The athletic director, campus police chief, associate dean of students and two school deans have all either resigned or moved into higher-level jobs outside the University this academic year.

LeBlanc said high turnover in the first year of a presidential administration is a “natural consequence of change” – but he acknowledged that some of the staff exits were likely a result of the direction he wanted to take the University.

“I’ve been around the academy long enough to know that when a new president comes in and starts to say, ‘this is where I want to go,’ there’s some people who will say, ‘I don’t want to go there,’” he said.

To begin building his team, LeBlanc turned to the University of Miami, where he served as executive vice president and provost for about 12 years before coming to GW in August. LeBlanc has chosen Miami administrators to lead the University’s fundraising and budget operations in the first two major searches of his presidency. The new business school dean is also from Miami, but LeBlanc said he had little involvement in that search.

LeBlanc said he is not “raiding” Miami for talent to bring to GW, but he said it’s an advantage for GW that he knows talented officials from his former university.

“As provost, I know pretty much everybody at Miami really, really well,” he said. “I know exactly who the very best people are and if they happen to show up in some of our searches, I don’t know why we wouldn’t take advantage of that.“

The challenges ahead
Katrin Schultheiss, the chair of the history department, said while she supports the priorities LeBlanc has laid out, it’s still too early in his presidency to know whether ambitious goals like improving campus culture will prove successful.

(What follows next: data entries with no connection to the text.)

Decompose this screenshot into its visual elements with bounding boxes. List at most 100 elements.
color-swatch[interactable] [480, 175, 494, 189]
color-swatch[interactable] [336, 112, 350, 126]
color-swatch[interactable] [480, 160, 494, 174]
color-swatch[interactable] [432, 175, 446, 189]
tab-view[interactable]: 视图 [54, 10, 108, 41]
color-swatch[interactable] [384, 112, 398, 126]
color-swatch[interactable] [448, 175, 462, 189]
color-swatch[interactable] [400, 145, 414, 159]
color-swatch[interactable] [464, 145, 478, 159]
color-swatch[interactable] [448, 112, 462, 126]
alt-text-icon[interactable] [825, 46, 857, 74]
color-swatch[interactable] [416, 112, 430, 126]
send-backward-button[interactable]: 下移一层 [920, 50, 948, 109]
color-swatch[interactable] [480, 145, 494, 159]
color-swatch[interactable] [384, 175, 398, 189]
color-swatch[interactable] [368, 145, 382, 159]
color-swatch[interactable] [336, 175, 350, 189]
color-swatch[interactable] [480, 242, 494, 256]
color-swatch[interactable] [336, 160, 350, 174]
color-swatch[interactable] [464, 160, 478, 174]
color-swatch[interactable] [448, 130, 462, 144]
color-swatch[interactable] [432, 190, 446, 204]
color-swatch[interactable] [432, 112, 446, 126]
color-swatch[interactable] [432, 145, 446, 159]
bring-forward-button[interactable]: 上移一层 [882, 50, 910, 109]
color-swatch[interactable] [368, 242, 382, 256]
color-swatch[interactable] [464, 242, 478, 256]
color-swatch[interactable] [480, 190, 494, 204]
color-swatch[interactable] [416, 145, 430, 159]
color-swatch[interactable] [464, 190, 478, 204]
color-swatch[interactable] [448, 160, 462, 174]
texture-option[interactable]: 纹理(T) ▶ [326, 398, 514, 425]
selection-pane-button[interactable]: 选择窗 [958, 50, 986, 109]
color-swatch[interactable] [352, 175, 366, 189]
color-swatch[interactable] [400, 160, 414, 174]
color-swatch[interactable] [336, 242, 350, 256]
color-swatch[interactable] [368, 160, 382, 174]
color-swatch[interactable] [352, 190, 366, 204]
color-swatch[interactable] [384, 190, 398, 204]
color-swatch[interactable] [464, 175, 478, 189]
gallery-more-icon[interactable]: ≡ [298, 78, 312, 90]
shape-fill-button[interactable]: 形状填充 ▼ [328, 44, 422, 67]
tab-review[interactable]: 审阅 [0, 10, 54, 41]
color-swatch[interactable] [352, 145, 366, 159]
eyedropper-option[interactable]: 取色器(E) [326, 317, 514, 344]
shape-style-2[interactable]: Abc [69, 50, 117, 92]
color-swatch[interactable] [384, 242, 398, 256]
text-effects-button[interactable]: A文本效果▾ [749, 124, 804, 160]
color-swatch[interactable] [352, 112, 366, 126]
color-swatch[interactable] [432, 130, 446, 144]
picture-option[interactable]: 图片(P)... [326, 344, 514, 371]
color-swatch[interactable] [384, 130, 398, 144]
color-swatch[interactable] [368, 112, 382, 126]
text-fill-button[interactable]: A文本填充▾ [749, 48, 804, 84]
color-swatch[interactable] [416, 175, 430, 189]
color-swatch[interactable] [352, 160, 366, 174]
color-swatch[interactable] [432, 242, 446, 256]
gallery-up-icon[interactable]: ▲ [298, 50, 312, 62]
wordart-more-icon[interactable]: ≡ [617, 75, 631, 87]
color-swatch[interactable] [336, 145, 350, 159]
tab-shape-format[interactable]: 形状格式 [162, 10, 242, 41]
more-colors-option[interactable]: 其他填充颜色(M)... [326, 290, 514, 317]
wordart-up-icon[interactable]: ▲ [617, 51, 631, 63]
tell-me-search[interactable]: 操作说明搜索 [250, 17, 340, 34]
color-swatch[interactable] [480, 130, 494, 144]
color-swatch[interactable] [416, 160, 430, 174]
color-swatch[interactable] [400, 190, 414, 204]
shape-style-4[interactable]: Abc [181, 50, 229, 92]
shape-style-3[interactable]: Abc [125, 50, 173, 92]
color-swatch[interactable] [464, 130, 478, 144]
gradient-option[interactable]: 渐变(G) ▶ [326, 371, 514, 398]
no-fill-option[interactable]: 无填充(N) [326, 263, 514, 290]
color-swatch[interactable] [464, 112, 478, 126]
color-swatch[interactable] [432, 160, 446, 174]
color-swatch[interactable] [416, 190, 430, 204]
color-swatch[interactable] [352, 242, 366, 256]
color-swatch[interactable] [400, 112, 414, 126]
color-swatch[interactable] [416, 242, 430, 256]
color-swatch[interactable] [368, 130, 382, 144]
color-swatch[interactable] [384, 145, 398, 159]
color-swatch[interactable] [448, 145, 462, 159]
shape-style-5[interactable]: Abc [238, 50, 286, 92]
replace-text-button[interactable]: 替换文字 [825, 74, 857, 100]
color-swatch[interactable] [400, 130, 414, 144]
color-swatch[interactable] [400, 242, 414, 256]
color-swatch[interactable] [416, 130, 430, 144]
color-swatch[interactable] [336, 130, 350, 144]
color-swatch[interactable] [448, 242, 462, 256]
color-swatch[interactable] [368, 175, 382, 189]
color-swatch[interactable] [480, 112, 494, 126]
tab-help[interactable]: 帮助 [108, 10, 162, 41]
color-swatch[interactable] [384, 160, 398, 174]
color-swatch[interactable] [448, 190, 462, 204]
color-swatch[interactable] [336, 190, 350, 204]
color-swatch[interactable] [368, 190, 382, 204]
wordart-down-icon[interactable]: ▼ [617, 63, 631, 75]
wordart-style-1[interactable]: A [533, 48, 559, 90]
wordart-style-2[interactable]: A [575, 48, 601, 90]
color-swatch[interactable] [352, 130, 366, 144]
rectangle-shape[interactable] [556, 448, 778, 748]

“It’s tough – it’s a huge, huge institution, GW,” she said. “You’re turning a battleship here, it’s not turning a bus.”

LeBlanc faced his first crisis in February when a racist Snapchat made national headlines and ignited a campus firestorm. In response, he announced nine measures designed to improve the campus environment for minority students.

Jack Stripling, a senior writer at The Chronicle of Higher Education who covers university presidents, said presidents often start out with a set agenda but are forced to become “reactive” when major events hit campus.

He said LeBlanc’s top five priorities are standard goals in higher education, but LeBlanc will face a steeper challenge once he begins taking specific steps to achieve those goals.

“All of a sudden these everybody-can-agree-on priorities become flesh and not everyone is going to like that,” he said. “The devil is in the details.”